Viewers learn about the health effects of natural gas and oil drilling on Garfield County, Colorado, residents in this video segment adapted from the independent film Split Estate. In the 1990s, people there started to complain that toxic compounds released by nearby drilling were making them sick by affecting their water supply. Resident Laura Amis, whose drinking water was poisoned by drilling, developed an adrenal tumor. Experts explain how oil and gas industries are exempt from some federal regulations. Many wells have been drilled since the 1990s, and more continue to be planned.
Natural gas is relatively easy to produce: once a well is drilled and finished, the gas usually comes out on its own. However, as companies have pushed the limits of technology by drilling less conventional wells, they are turning more often to a technique called fracturing to make gas wells more productive. Fracturing involves injecting acid, chemical gels, or other fluids underground at high pressure to open up cracks in the rock and allow the natural gas to flow more easily. About 90 percent of oil and gas wells in the United States use fracturing to stimulate production. However, some of the fluids used are toxic and can contaminate nearby groundwater supplies. That's where the controversy comes in.

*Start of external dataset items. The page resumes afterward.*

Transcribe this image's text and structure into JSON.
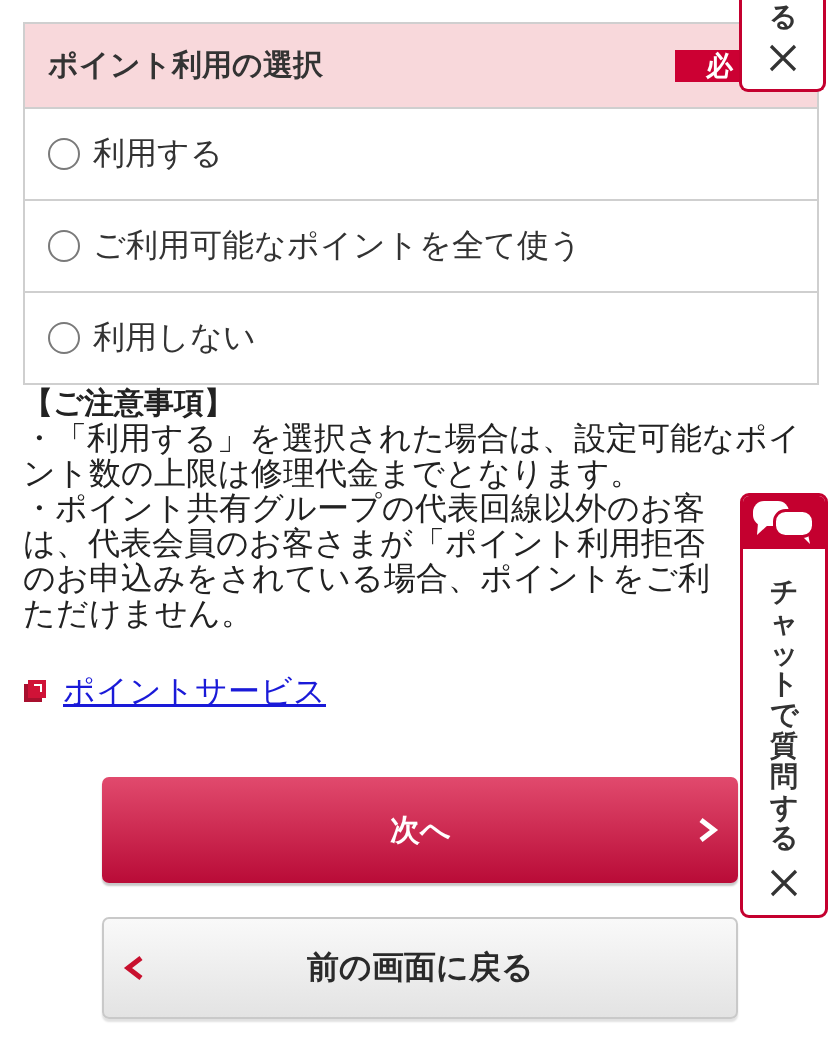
{
  "top_chat_widget": {
    "label": "る"
  },
  "point_usage": {
    "title": "ポイント利用の選択",
    "badge": "必",
    "options": [
      {
        "label": "利用する",
        "selected": false
      },
      {
        "label": "ご利用可能なポイントを全て使う",
        "selected": false
      },
      {
        "label": "利用しない",
        "selected": false
      }
    ]
  },
  "notes": {
    "heading": "【ご注意事項】",
    "items": [
      {
        "lines": [
          "・「利用する」を選択された場合は、設定可能なポイント数の上限は修理代金までとなります。"
        ]
      },
      {
        "lines": [
          "・ポイント共有グループの代表回線以外のお客",
          "は、代表会員のお客さまが「ポイント利用拒否",
          "のお申込みをされている場合、ポイントをご利",
          "ただけません。"
        ]
      }
    ]
  },
  "link": {
    "label": "ポイントサービス"
  },
  "buttons": [
    {
      "label": "次へ",
      "kind": "primary"
    },
    {
      "label": "前の画面に戻る",
      "kind": "secondary"
    }
  ],
  "chat_widget": {
    "label": "チャットで質問する"
  }
}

In a number of states, including Colorado, New Mexico, and Virginia, residents' water quality worsened after gas wells near their homes were fractured. Residents complained about murky or cloudy water, black, jelly-like grease in the water, and body rashes from showering. But there could also be more serious consequences: chemicals in hydraulic fracturing fluids have been linked to cancer, organ and skin disorders, birth defects, and other health problems.
Despite the risks, the EPA does not currently regulate the injection of fracturing fluids under the Safe Drinking Water Act. A 2004 EPA study found that fracturing coal seams to increase production poses little or no threat to drinking water, but this finding remains controversial. In recent years, citizen action groups such as Earthworks in Colorado have pressured the government to better protect people living near drill sites, especially those who do not own the rights to mineral deposits under their properties. Citizen groups are also pushing gas companies to use safer drilling and fracturing techniques.
There are ways to fracture wells without using toxic chemicals. For instance, a well can be fractured with plain water, and studies show that this works just as well as—and costs considerably less than—fracturing with a chemical gel. Another option is using a mixture of liquid carbon dioxide and sand. After injecting the mixture into the fractures, the CO2 vaporizes, leaving sand to hold the cracks open. This type of fracturing protects groundwater by generating no underground waste.
It's not only the oil and gas companies, citizens directly affected by drilling, or government regulators who can take action. About 86 percent of all energy used in the United States comes from fossil fuels like oil, coal, and natural gas. These substances are also the raw materials for most of the huge quantity of plastics our society uses. By reducing our demand for fossil fuels, we can lessen the need for oil and gas drilling. For instance, whenever possible, we can walk, bike, or use mass transit instead of driving. We can use energy-efficient compact fluorescent bulbs at home, and shut lights off when we leave a room. We can also reduce the amount of waste we produce by buying minimally packaged goods, choosing reusable products, and recycling. Finally, we can all be citizen activists: if we see an environmental problem in our neighborhood, we can join forces with neighbors and local government to fix it for everyone's health and safety.